In 1987, the magazine began featuring content from another CTW production, Square One Television. Such content frequently took the form of a two-page comic strip, often parodying a popular show or movie of the time, with a math-related question at the end.

The Bloodhound Gang mysteries also made the leap to the magazine, but they were subsequently replaced with a series entitled The Time Team in September 1990. These stories found teenage characters Sean Nolan and Jenny Lopez traveling to different time periods in the past and future. Their surroundings and personal encounters were described with great detail, educating readers as to the customs of various cultures throughout history, and – on trips to the future – often pushing present day hot-button issues. For example, a 1993 story saw the duo traveling to what appeared to be a prehistoric forest, but near the end, they found a Brazil flag, a newspaper clipping from 1995, and a bulldozer at work: this was in fact a Brazilian rainforest being levelled.

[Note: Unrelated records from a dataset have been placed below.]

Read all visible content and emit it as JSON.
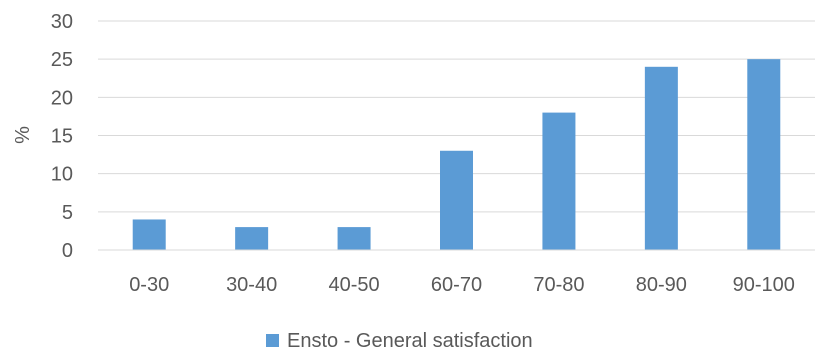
{
  "chart_data": {
    "type": "bar",
    "title": "",
    "xlabel": "",
    "ylabel": "%",
    "ylim": [
      0,
      30
    ],
    "yticks": [
      0,
      5,
      10,
      15,
      20,
      25,
      30
    ],
    "grid": true,
    "legend_position": "bottom",
    "categories": [
      "0-30",
      "30-40",
      "40-50",
      "60-70",
      "70-80",
      "80-90",
      "90-100"
    ],
    "series": [
      {
        "name": "Ensto - General satisfaction",
        "color": "#5b9bd5",
        "values": [
          4,
          3,
          3,
          13,
          18,
          24,
          25
        ]
      }
    ]
  }
}
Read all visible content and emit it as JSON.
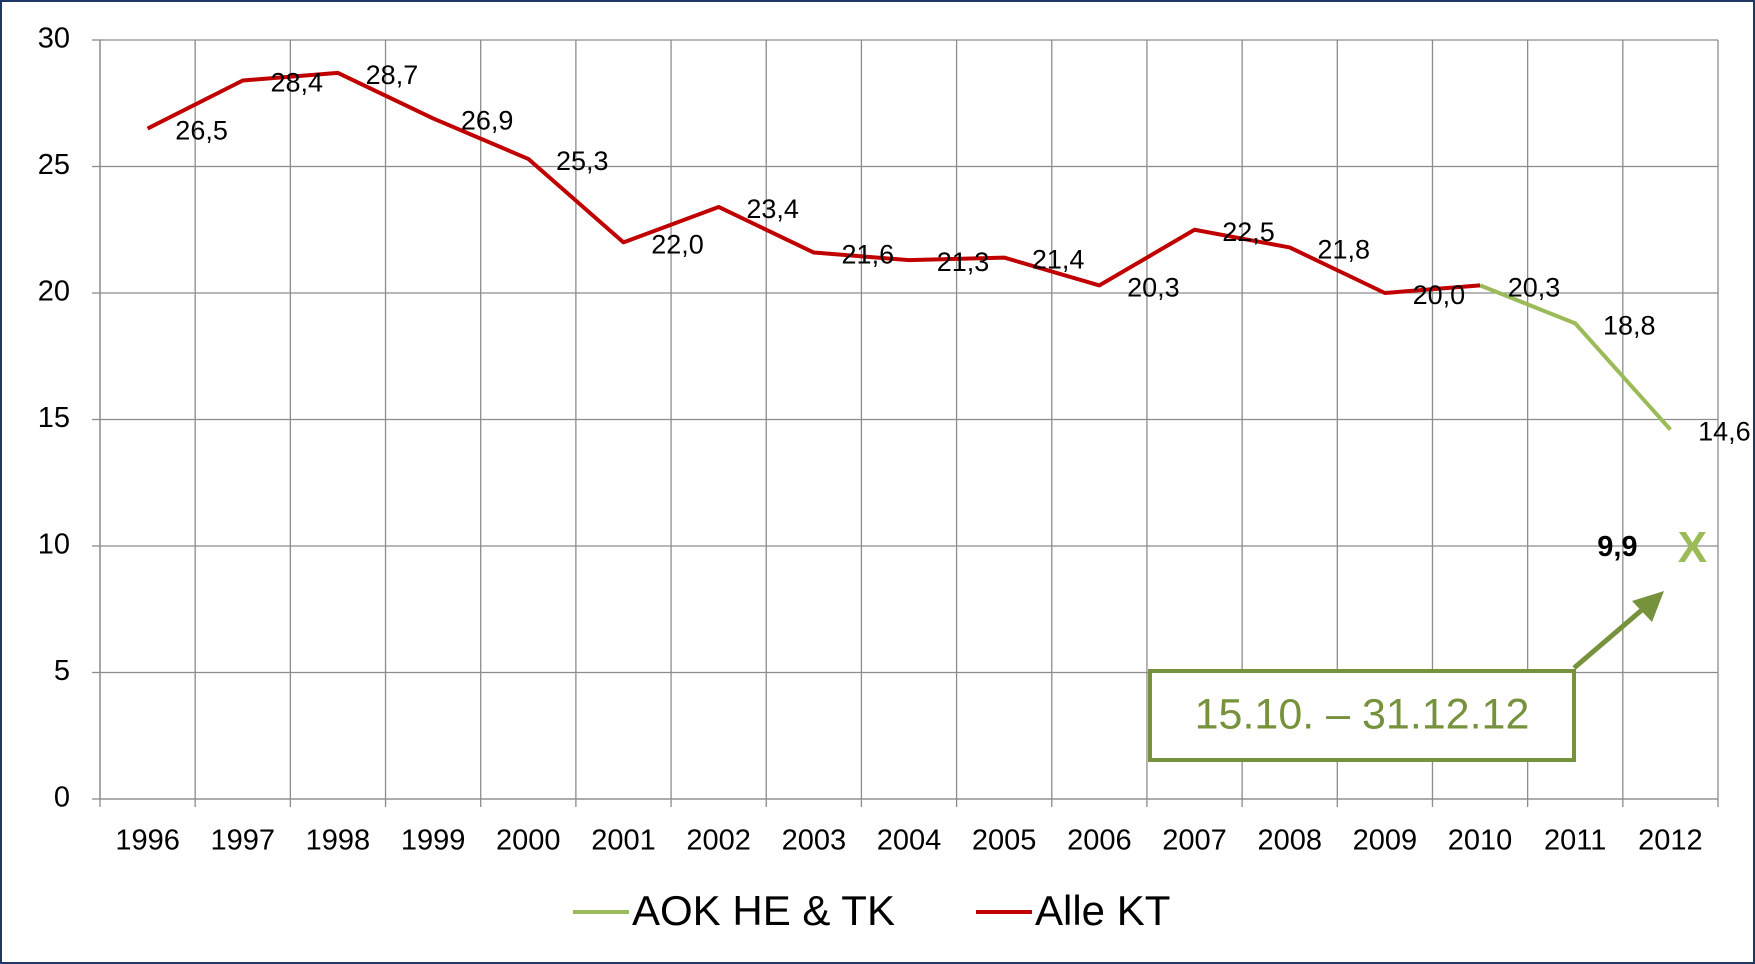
{
  "chart_data": {
    "type": "line",
    "categories": [
      "1996",
      "1997",
      "1998",
      "1999",
      "2000",
      "2001",
      "2002",
      "2003",
      "2004",
      "2005",
      "2006",
      "2007",
      "2008",
      "2009",
      "2010",
      "2011",
      "2012"
    ],
    "series": [
      {
        "name": "AOK HE & TK",
        "color": "#9bbb59",
        "values": [
          null,
          null,
          null,
          null,
          null,
          null,
          null,
          null,
          null,
          null,
          null,
          null,
          null,
          null,
          20.3,
          18.8,
          14.6
        ],
        "value_labels": [
          null,
          null,
          null,
          null,
          null,
          null,
          null,
          null,
          null,
          null,
          null,
          null,
          null,
          null,
          null,
          "18,8",
          "14,6"
        ]
      },
      {
        "name": "Alle KT",
        "color": "#c00000",
        "values": [
          26.5,
          28.4,
          28.7,
          26.9,
          25.3,
          22.0,
          23.4,
          21.6,
          21.3,
          21.4,
          20.3,
          22.5,
          21.8,
          20.0,
          20.3,
          null,
          null
        ],
        "value_labels": [
          "26,5",
          "28,4",
          "28,7",
          "26,9",
          "25,3",
          "22,0",
          "23,4",
          "21,6",
          "21,3",
          "21,4",
          "20,3",
          "22,5",
          "21,8",
          "20,0",
          "20,3",
          null,
          null
        ]
      }
    ],
    "annotation": {
      "text": "15.10. – 31.12.12",
      "x": "2012",
      "value": 9.9,
      "value_label": "9,9",
      "marker": "X"
    },
    "ylim": [
      0,
      30
    ],
    "yticks": [
      0,
      5,
      10,
      15,
      20,
      25,
      30
    ],
    "grid": true,
    "legend": "bottom"
  }
}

In 1996, The Time Team was replaced by a comic serial, Cosmic Crew, which focused on the adventures of a group of teenagers and their robot butler in space. Their first story arc (which ran for more than a year) had them trying to figure out a series of riddles relating to places in the Solar System in order to claim a treasure (which turned out to be a scholarship fund). Another story arc had a delinquent (who had been a villain in the first arc) join them in order to chase down a gang of other delinquents. Despite being effectively replaced, a few Time Team stories were run whenever there were gaps between installments of Cosmic Crew.

Many of the magazine's cover stories involved current events, such as 1990s oil fires in the Middle East. Additionally, the magazine offered a games section in which most of the games were related to the stories in the issue.

In 1996, CTW presumably concluded that faithful readers from the late 1980s and early 1990s had long since moved on, and the magazine began to reprint non-time-sensitive stories from years past. For example, a 1991 article on the geography of the Galápagos Islands – a subject relatively unchanging due to the islands' well-enforced ecologically protected status – could very well re-appear in an identical format a half a decade later.

Under Children's Television Workshop (now known as Sesame Workshop), the magazine later became Contact Kids, removing the original reference to the television show. Production of the magazine was suspended indefinitely in 2001.